Purpura manifests as painful purplish dead and decaying skin, generally around the ears or face. The condition is very uncomfortable and people with purpura are at increased risk of developing peripheral infections.
A team of doctors who published a study on the cocaine caused condition say that at first, no one could figure out what was causing the increase of purpura being seen in hospital emergency rooms across the country. It wasn’t until they looked at levamisole as a possible culprit and doctors began testing purpura subjects for cocaine that things started to make a little more sense. Dermatologist and contributing study author Dr. Mary Gail Mercurio explained, saying, "When we first started seeing these patients they all had a similar clinical picture, but they were really an enigma because they weren't falling into any other pattern we'd seen before. When a colleague at the National Institutes of Health mentioned levamisole contamination, we did toxicity screens and lo-and-behold, all the patients came up positive for cocaine. We had our diagnosis."

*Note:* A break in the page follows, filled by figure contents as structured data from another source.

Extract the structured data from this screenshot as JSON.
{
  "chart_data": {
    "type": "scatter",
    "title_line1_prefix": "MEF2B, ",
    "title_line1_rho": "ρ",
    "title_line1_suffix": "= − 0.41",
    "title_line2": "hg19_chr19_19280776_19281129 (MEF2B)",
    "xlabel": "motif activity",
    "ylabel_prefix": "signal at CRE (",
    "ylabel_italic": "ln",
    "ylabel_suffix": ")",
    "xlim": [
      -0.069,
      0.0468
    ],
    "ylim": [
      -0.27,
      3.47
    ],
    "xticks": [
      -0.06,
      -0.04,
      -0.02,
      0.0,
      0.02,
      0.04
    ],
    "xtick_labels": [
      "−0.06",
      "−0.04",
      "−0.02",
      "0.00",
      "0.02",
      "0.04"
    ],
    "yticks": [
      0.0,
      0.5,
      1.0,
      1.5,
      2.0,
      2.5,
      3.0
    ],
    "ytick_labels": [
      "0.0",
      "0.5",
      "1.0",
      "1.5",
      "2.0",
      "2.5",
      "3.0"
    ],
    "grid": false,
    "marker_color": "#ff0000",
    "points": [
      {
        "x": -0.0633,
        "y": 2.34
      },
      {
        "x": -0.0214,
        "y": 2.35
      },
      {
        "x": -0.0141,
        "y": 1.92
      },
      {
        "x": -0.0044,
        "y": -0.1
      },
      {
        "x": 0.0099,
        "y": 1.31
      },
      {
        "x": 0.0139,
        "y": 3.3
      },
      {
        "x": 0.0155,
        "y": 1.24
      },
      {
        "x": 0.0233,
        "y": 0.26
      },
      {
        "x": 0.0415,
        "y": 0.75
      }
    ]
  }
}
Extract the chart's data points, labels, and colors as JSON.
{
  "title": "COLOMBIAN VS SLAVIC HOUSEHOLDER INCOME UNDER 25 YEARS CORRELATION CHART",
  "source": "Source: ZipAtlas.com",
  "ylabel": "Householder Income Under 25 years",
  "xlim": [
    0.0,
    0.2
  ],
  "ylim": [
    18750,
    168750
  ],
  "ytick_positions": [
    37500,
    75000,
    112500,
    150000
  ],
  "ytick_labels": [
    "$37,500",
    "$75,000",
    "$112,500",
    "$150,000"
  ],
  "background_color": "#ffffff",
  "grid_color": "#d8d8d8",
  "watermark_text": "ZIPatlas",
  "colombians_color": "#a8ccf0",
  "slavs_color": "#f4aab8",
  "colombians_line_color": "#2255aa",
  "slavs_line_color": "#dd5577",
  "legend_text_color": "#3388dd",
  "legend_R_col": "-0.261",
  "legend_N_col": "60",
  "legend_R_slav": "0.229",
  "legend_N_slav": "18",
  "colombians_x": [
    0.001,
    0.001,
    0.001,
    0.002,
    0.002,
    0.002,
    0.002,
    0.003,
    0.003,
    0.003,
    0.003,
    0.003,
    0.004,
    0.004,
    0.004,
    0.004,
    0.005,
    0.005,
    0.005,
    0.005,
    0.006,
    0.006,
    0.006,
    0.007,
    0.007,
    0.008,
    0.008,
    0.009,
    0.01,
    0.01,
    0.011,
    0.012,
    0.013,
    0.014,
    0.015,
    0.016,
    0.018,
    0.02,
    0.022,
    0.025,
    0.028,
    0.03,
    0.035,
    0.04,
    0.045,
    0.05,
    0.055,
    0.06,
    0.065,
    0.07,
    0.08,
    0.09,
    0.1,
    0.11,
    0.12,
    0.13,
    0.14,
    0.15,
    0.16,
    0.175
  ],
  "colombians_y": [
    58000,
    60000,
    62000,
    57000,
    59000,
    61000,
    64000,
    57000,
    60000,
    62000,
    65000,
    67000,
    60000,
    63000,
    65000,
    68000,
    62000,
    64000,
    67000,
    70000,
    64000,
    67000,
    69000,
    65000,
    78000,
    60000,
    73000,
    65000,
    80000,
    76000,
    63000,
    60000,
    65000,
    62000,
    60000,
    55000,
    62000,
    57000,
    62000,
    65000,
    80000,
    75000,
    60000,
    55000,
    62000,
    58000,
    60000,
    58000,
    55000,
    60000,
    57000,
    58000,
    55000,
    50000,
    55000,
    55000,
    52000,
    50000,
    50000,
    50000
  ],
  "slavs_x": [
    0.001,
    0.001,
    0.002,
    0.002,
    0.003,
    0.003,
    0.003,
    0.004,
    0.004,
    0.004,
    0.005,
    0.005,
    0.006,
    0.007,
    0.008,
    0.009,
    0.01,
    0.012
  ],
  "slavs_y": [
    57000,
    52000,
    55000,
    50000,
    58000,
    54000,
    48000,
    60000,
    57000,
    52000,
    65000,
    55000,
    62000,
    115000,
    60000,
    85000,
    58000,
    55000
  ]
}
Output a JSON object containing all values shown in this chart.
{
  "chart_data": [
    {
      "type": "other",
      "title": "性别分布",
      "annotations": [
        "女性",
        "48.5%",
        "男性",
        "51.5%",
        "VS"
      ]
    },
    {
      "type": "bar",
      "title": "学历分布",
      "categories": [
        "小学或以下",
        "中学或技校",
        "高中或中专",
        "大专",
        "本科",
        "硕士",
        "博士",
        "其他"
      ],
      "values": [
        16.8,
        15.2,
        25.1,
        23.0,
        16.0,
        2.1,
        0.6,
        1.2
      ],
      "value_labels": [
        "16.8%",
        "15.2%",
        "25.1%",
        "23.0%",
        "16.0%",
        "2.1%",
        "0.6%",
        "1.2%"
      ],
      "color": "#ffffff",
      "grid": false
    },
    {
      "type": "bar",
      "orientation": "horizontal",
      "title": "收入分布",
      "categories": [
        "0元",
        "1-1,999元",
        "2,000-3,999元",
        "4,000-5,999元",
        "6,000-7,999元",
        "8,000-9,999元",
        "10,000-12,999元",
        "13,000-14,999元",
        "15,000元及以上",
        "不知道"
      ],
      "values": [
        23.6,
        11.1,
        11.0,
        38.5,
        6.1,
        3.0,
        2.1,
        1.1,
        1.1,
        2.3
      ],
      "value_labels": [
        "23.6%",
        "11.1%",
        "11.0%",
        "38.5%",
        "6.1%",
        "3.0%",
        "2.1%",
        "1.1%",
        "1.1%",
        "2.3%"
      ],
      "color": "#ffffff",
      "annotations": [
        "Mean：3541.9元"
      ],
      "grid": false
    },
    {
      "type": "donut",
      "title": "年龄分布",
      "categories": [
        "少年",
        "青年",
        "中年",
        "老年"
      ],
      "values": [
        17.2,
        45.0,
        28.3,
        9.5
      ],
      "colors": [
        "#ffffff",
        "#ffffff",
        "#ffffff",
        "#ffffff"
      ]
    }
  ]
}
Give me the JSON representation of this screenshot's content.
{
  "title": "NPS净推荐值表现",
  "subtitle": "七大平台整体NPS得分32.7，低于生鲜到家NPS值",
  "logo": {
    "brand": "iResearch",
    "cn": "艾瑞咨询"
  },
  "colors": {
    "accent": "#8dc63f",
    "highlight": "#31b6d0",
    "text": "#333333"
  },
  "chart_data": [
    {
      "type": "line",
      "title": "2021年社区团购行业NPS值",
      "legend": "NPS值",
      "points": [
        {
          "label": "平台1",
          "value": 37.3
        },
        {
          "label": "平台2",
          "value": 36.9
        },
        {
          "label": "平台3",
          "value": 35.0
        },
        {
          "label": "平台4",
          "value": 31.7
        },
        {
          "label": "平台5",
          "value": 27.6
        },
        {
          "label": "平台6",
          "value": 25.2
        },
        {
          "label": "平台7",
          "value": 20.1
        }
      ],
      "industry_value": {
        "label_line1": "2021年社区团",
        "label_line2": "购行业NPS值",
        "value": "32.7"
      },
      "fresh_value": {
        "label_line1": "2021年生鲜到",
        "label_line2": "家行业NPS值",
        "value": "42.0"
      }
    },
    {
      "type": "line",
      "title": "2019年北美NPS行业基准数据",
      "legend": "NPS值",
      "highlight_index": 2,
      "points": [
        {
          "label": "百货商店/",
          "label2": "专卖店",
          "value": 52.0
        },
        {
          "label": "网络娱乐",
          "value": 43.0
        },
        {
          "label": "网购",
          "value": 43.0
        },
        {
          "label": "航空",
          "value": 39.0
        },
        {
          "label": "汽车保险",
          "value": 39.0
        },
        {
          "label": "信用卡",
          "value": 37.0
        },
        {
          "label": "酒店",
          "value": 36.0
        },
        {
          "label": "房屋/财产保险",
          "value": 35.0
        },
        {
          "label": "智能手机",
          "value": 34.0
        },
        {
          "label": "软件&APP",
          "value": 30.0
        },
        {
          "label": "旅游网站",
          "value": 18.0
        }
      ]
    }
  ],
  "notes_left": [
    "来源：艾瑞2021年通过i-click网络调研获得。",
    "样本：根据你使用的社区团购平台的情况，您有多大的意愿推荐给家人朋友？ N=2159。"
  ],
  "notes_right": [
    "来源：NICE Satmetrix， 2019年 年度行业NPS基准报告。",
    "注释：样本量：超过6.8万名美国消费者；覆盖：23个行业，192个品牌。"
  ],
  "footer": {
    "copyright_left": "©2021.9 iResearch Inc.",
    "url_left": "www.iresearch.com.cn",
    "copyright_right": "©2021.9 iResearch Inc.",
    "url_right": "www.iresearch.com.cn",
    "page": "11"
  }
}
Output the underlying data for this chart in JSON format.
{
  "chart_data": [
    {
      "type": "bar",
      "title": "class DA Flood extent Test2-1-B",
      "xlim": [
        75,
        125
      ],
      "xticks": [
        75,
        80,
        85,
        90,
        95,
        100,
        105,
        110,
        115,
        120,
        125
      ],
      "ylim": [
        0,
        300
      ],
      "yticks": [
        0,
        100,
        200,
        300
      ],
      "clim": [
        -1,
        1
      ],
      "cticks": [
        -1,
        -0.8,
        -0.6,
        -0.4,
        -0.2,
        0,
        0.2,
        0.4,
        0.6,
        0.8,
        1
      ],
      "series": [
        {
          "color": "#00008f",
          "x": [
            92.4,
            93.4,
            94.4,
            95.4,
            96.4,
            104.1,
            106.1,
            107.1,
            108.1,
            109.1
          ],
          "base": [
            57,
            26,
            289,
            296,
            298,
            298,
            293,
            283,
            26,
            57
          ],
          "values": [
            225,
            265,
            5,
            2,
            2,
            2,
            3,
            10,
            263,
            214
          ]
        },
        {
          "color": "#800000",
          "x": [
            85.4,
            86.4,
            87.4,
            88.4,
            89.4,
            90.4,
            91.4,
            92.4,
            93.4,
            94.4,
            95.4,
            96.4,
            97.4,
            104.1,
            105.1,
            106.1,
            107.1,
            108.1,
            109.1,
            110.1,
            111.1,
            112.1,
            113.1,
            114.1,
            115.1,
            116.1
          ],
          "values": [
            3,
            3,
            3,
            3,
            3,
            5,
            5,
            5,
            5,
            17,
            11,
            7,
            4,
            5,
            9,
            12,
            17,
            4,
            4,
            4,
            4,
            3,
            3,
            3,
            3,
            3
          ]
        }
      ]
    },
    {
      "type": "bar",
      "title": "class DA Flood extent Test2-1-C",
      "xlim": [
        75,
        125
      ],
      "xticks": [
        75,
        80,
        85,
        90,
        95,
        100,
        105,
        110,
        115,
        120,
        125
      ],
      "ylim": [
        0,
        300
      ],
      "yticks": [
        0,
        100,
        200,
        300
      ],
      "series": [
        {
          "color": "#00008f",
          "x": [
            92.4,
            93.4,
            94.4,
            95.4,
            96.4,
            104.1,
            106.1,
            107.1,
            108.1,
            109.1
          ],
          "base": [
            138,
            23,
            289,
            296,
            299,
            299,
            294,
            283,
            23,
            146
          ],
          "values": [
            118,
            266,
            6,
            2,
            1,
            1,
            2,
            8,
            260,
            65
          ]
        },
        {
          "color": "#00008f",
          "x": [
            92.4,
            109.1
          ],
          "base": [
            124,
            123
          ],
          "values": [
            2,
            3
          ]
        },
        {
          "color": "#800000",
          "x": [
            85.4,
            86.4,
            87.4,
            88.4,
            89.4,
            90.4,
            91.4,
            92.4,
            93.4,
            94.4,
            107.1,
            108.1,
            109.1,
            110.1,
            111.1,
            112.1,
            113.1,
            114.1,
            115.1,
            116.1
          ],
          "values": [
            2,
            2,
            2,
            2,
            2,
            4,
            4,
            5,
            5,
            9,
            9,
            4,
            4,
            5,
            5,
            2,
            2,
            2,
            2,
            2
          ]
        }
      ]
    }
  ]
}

The study authors say they aren’t sure how levamisole is causing the disorder, but say that purpura is treatable and that the condition goes away with cessation of tainted cocaine use. Overall, however, the medical researchers aren’t so optimistic, warning, "We believe these cases of skin reactions and illnesses linked to contaminated cocaine are just the tip of the iceberg in a looming public health problem posed by levamisole.”